We’re also not advocating that a tub-thumping entrepreneur is necessarily more effective than a more reserved, follow-my-example type. This is not the primary assessment that VCs are making when looking for energy and conviction from the entrepreneur. But they do want to sense – and see — that the ambition is there to build a massive company, as stated goals can quickly become the targets towards which people end up aspiring. VCs also want to see that a founder will have the self-belief required to weather the inevitable challenges and setbacks along the way.
It is undoubtedly a positive for the British tech ecosystem that in recent years US VCs have proven willing to invest more frequently and at earlier stages in the most promising British tech start-ups. The experience they bring of helping build early fledgling companies to massive sustainable success stories can be invaluable. Furthermore, with the US a vital market for most large tech companies — and with most of the world’s tech giants headquartered there — the deep US networks some VCs can bring are immensely powerful.
A number of British-based companies are likely to attest to this such as Huddle, Just Eat, Hailo, SkyScanner, NewVoiceMedia, Far Fetch, ViaGoGo, Funding Circle and TransferWise, all of which have attracted top-tier US venture capital. Moreover, at Index we routinely partner with US VC firms in backing tech companies from across Europe. Take Criteo, elasticsearch, iZettle, Mimecast, Soundcloud and Zendesk, for example.
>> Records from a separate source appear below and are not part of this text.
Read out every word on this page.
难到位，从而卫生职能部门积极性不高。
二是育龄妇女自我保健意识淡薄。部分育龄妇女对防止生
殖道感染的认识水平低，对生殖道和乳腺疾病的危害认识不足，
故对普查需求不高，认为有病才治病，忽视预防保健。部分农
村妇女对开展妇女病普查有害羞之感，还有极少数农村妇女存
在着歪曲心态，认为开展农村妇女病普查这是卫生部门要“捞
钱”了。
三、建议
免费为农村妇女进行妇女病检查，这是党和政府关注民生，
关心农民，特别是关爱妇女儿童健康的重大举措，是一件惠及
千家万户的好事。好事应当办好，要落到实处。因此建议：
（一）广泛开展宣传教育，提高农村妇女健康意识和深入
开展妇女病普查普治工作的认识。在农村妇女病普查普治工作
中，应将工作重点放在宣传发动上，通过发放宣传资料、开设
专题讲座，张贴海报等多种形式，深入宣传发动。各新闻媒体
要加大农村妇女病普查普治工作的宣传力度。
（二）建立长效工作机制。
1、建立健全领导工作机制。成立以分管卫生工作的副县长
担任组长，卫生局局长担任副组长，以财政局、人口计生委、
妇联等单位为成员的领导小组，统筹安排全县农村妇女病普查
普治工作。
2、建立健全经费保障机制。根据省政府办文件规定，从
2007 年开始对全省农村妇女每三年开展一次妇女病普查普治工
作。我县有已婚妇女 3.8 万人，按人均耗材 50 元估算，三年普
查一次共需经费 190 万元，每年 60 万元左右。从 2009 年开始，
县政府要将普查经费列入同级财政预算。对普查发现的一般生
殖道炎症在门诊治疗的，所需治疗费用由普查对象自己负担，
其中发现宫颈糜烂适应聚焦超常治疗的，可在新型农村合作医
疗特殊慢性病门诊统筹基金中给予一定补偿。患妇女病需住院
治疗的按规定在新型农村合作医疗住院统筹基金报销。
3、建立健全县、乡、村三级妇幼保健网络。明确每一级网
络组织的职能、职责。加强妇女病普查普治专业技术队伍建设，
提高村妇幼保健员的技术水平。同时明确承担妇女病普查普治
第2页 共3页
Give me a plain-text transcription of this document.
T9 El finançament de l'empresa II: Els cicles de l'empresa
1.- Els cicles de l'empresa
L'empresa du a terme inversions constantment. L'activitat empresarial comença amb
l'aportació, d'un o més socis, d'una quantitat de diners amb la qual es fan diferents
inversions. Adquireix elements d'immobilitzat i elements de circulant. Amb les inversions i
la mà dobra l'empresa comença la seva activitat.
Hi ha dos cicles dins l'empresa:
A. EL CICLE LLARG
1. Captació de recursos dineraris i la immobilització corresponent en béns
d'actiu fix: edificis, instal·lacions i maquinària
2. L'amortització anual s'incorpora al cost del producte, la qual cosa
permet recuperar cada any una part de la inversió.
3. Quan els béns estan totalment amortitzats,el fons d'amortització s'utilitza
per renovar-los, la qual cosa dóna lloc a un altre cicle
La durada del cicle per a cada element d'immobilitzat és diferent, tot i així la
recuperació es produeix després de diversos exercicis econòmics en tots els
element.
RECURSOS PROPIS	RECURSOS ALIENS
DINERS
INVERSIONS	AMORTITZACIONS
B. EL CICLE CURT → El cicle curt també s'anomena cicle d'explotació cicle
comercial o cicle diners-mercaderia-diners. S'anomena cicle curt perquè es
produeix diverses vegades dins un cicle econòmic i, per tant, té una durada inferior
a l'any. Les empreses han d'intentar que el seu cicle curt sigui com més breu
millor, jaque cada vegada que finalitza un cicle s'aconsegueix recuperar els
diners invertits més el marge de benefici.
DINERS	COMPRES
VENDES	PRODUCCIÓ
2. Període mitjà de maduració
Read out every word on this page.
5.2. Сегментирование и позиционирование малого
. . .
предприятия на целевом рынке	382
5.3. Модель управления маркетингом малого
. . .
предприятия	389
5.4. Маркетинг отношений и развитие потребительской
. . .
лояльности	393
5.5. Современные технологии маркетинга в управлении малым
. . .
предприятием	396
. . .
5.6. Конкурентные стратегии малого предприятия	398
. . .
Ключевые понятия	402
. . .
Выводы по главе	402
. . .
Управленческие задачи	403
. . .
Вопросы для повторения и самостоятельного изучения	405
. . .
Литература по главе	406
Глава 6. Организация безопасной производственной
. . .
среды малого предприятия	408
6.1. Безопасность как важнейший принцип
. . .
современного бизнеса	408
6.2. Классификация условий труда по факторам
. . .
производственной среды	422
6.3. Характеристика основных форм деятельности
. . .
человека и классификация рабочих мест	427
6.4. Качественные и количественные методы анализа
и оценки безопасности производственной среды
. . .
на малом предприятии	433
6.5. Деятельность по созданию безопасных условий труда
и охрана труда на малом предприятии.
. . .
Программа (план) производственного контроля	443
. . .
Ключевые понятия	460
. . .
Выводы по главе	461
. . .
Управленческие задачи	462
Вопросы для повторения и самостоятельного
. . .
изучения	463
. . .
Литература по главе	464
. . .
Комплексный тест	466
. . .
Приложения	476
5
Yet in order for more British tech startups to tap into this trend, perhaps tech entrepreneurs in the UK need to get better at speaking to American investors in their own ‘language’.
Perhaps, too, US investors need to recognise that the understated, self-deprecating British entrepreneur may in fact have the hidden depths required to build a really big business. Don’t mistake reticence for lack of ambition, nor a seemingly modest plan for a lack of confidence.
There’s every chance they have both in abundance. They just have a different way of communicating it.
Postscript: I've been fortunate, because of the fact that I've lived in this green and pleasant land for so long and can recognise the traits, to have backed some pretty extraordinary UK born entrepreneurs.
Think Alex Chesterman (Zoopla), Richard Moross (Moo) Michael Smith (Mind Candy) Graham Bosher (Graze), Iain Dodsworth (Tweetdeck), Alex Saint and Tom Valentine (Secret Escapes), Greg Marsh (OneFineStay), Ed Molyneux (FreeAgent), Bec Clarke (Astley Clarke), Ian Hogarth (Songkick) and Simon Nixon (MoneySupermarket). Not all "tub thumpers" by any means.